Hass-Peters said she and the team receive a list of patients that are then contacted. Depending on their symptoms, they are then placed on a schedule to be brought to the ACS to receive treatment via the CNMI’s emergency medical services system, are met by nurses, brought to the ACS treatment area, and evaluated.
After that, pharmacists bring the medication, the patients are administered four injections, are evaluated for a short period after receiving these injections, and then discharged back to the CNMI’s EMS system who will bring these patients back to the respective site they are quarantining in.
Hass-Peters made clear that the federal partners’ role at the ACS is supplemental to CHCC’s efforts, and that personnel who have already been working at the ACS are already trained in administering monoclonal antibody treatment.
“The nurses and health care workers here [are trained in administering the treatment]. We are here to help augment and help support. We’re not here to take over. …We’re here to help, and they have been fantastic,” she said.
Speaking briefly on the working relationship with ACS personnel thus far, Hass-Peters said she “cannot speak any higher” of their colleagues so far.

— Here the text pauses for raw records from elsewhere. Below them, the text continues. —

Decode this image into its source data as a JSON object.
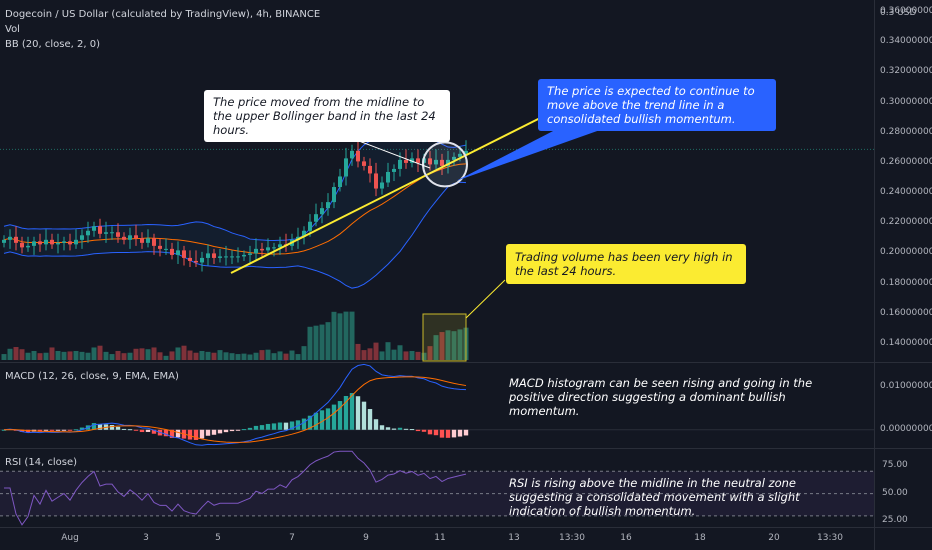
{
  "header": {
    "title": "Dogecoin / US Dollar (calculated by TradingView), 4h, BINANCE",
    "vol_label": "Vol",
    "bb_label": "BB (20, close, 2, 0)",
    "macd_label": "MACD (12, 26, close, 9, EMA, EMA)",
    "rsi_label": "RSI (14, close)"
  },
  "price_axis": {
    "top_label": "0.3",
    "unit": "USD",
    "ticks": [
      "0.36000000",
      "0.34000000",
      "0.32000000",
      "0.30000000",
      "0.28000000",
      "0.26000000",
      "0.24000000",
      "0.22000000",
      "0.20000000",
      "0.18000000",
      "0.16000000",
      "0.14000000"
    ],
    "current_price_line": 0.269
  },
  "macd_axis": {
    "ticks": [
      "0.01000000",
      "0.00000000"
    ]
  },
  "rsi_axis": {
    "ticks": [
      "75.00",
      "50.00",
      "25.00"
    ]
  },
  "time_axis": {
    "labels": [
      "Aug",
      "3",
      "5",
      "7",
      "9",
      "11",
      "13",
      "13:30",
      "16",
      "18",
      "20",
      "13:30"
    ]
  },
  "annotations": {
    "midline": "The price moved from the midline to the upper Bollinger band in the last 24 hours.",
    "trend": "The price is expected to continue to move above the trend line in a consolidated bullish momentum.",
    "volume": "Trading volume has been very high in the last 24 hours.",
    "macd": "MACD histogram can be seen rising and going in the positive direction suggesting a dominant bullish momentum.",
    "rsi": "RSI is rising above the midline in the neutral zone suggesting a consolidated movement with a slight indication of bullish momentum."
  },
  "colors": {
    "up": "#26a69a",
    "down": "#ef5350",
    "vol_up": "#22675f",
    "vol_down": "#7f323a",
    "bb_band": "#2962ff",
    "bb_basis": "#ff6d00",
    "trend_line": "#fbeb31",
    "macd_line": "#2962ff",
    "signal_line": "#ff6d00",
    "rsi_line": "#7e57c2"
  },
  "chart_data": {
    "type": "candlestick",
    "title": "Dogecoin / US Dollar (calculated by TradingView), 4h, BINANCE",
    "x_start": "Aug 1",
    "price_range": [
      0.128,
      0.368
    ],
    "closes": [
      0.209,
      0.211,
      0.207,
      0.204,
      0.205,
      0.208,
      0.206,
      0.209,
      0.206,
      0.207,
      0.208,
      0.206,
      0.209,
      0.212,
      0.215,
      0.218,
      0.213,
      0.214,
      0.214,
      0.211,
      0.209,
      0.212,
      0.21,
      0.207,
      0.21,
      0.205,
      0.203,
      0.203,
      0.199,
      0.202,
      0.197,
      0.195,
      0.194,
      0.197,
      0.2,
      0.197,
      0.198,
      0.198,
      0.198,
      0.198,
      0.199,
      0.2,
      0.203,
      0.202,
      0.204,
      0.204,
      0.206,
      0.205,
      0.209,
      0.211,
      0.215,
      0.221,
      0.226,
      0.23,
      0.234,
      0.244,
      0.251,
      0.263,
      0.268,
      0.261,
      0.258,
      0.253,
      0.243,
      0.247,
      0.254,
      0.256,
      0.262,
      0.26,
      0.263,
      0.26,
      0.263,
      0.259,
      0.262,
      0.258,
      0.262,
      0.264,
      0.266,
      0.268
    ],
    "annotated_points": {
      "midline": 0.259,
      "upper_band_last": 0.271,
      "lower_band_min": 0.178
    },
    "volume_bars": 78,
    "macd_range": [
      -0.004,
      0.0155
    ],
    "rsi_range": [
      20,
      90
    ],
    "rsi_levels": [
      70,
      50,
      30
    ],
    "trend_line_start": 0.187,
    "trend_line_end": 0.303,
    "grid": false
  }
}
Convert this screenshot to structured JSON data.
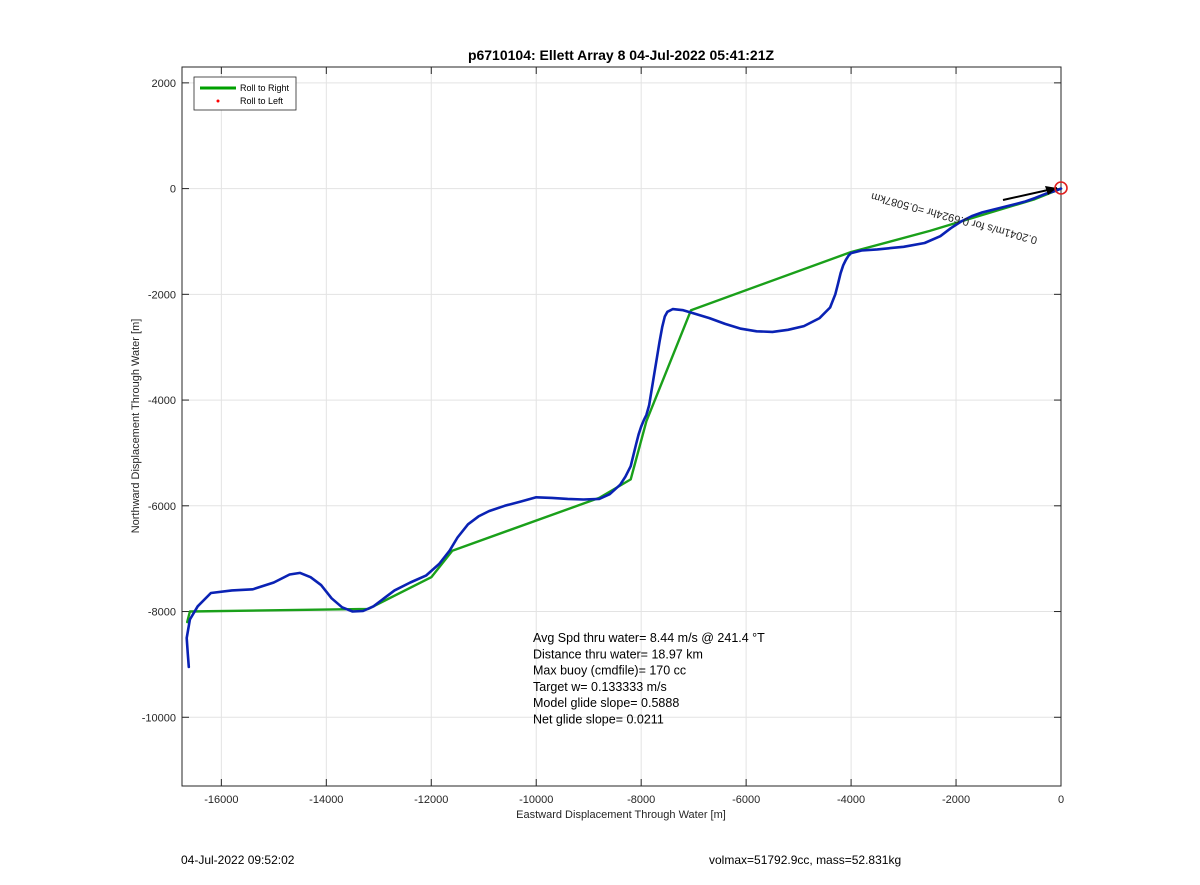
{
  "chart_data": {
    "type": "line",
    "title": "p6710104: Ellett Array 8 04-Jul-2022 05:41:21Z",
    "xlabel": "Eastward Displacement Through Water [m]",
    "ylabel": "Northward Displacement Through Water [m]",
    "xlim": [
      -16750,
      0
    ],
    "ylim": [
      -11300,
      2300
    ],
    "xticks": [
      -16000,
      -14000,
      -12000,
      -10000,
      -8000,
      -6000,
      -4000,
      -2000,
      0
    ],
    "yticks": [
      2000,
      0,
      -2000,
      -4000,
      -6000,
      -8000,
      -10000
    ],
    "grid": true,
    "legend_position": "top-left",
    "legend": [
      {
        "label": "Roll to Right",
        "color": "#00a000"
      },
      {
        "label": "Roll to Left",
        "color": "#ff0000"
      }
    ],
    "series": [
      {
        "name": "Roll to Right",
        "color": "#1aa01a",
        "x": [
          -16650,
          -16600,
          -13200,
          -12000,
          -11600,
          -8800,
          -8200,
          -7900,
          -7050,
          -4000,
          -2500,
          -1500,
          -500,
          0
        ],
        "y": [
          -8200,
          -8000,
          -7950,
          -7350,
          -6850,
          -5850,
          -5500,
          -4400,
          -2300,
          -1200,
          -800,
          -500,
          -200,
          0
        ]
      },
      {
        "name": "",
        "color": "#0a22b4",
        "x": [
          -16620,
          -16640,
          -16660,
          -16600,
          -16450,
          -16200,
          -15800,
          -15400,
          -15000,
          -14700,
          -14500,
          -14300,
          -14100,
          -13900,
          -13700,
          -13500,
          -13300,
          -13100,
          -12900,
          -12700,
          -12400,
          -12100,
          -11850,
          -11650,
          -11500,
          -11300,
          -11100,
          -10900,
          -10600,
          -10300,
          -10000,
          -9700,
          -9400,
          -9100,
          -8800,
          -8600,
          -8400,
          -8300,
          -8200,
          -8150,
          -8100,
          -8050,
          -8000,
          -7950,
          -7900,
          -7850,
          -7800,
          -7750,
          -7700,
          -7650,
          -7600,
          -7550,
          -7500,
          -7400,
          -7200,
          -7000,
          -6700,
          -6400,
          -6100,
          -5800,
          -5500,
          -5200,
          -4900,
          -4600,
          -4400,
          -4300,
          -4250,
          -4200,
          -4150,
          -4100,
          -4050,
          -4000,
          -3800,
          -3500,
          -3000,
          -2600,
          -2300,
          -2100,
          -1900,
          -1700,
          -1500,
          -1300,
          -1100,
          -900,
          -700,
          -500,
          -300,
          -100,
          0
        ],
        "y": [
          -9050,
          -8800,
          -8500,
          -8150,
          -7900,
          -7650,
          -7600,
          -7580,
          -7450,
          -7300,
          -7270,
          -7350,
          -7500,
          -7750,
          -7920,
          -8000,
          -7990,
          -7900,
          -7750,
          -7600,
          -7450,
          -7320,
          -7100,
          -6850,
          -6600,
          -6350,
          -6200,
          -6100,
          -6000,
          -5920,
          -5840,
          -5850,
          -5870,
          -5880,
          -5870,
          -5780,
          -5600,
          -5450,
          -5250,
          -5050,
          -4850,
          -4650,
          -4500,
          -4380,
          -4280,
          -4100,
          -3800,
          -3500,
          -3200,
          -2900,
          -2620,
          -2420,
          -2330,
          -2280,
          -2300,
          -2360,
          -2450,
          -2560,
          -2650,
          -2700,
          -2710,
          -2670,
          -2600,
          -2450,
          -2250,
          -2000,
          -1800,
          -1600,
          -1450,
          -1350,
          -1270,
          -1220,
          -1170,
          -1150,
          -1100,
          -1030,
          -900,
          -750,
          -620,
          -520,
          -450,
          -400,
          -350,
          -300,
          -250,
          -180,
          -100,
          -40,
          0
        ]
      }
    ],
    "annotations": [
      {
        "label": "Avg Spd thru water=  8.44 m/s @ 241.4 °T"
      },
      {
        "label": "Distance thru water= 18.97 km"
      },
      {
        "label": "Max buoy (cmdfile)= 170 cc"
      },
      {
        "label": "Target w= 0.133333 m/s"
      },
      {
        "label": "Model glide slope= 0.5888"
      },
      {
        "label": "Net glide slope= 0.0211"
      }
    ],
    "current_vector_label": "0.2041m/s for 0.6924hr =0.5087km"
  },
  "footer": {
    "timestamp": "04-Jul-2022 09:52:02",
    "mass_info": "volmax=51792.9cc, mass=52.831kg"
  }
}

“I cannot speak any higher of all the people that we have been working [with] here. They have been gracious, kind, and very understanding in helping us to become better to help you. We have had such a fantastic working relationship with them. They’ve been very patient with our questions, and seriously I could not have expected it to go any better,” she said.
According to its website, the W-1 DMAT is part of the National Disaster Medical System, a federally-coordinated system that provides medical capabilities in the event of a large-scale emergency that overwhelms normal local medical resources.
Hass-Peters explained that she and all W-1 DMAT members are professional medical health care providers and are considered intermittent federal employees. As such, W-1 DMAT is available to go as needed, she said.
Hass-Peters said that, outside of being W-1 DMAT commander, she is a registered nurse.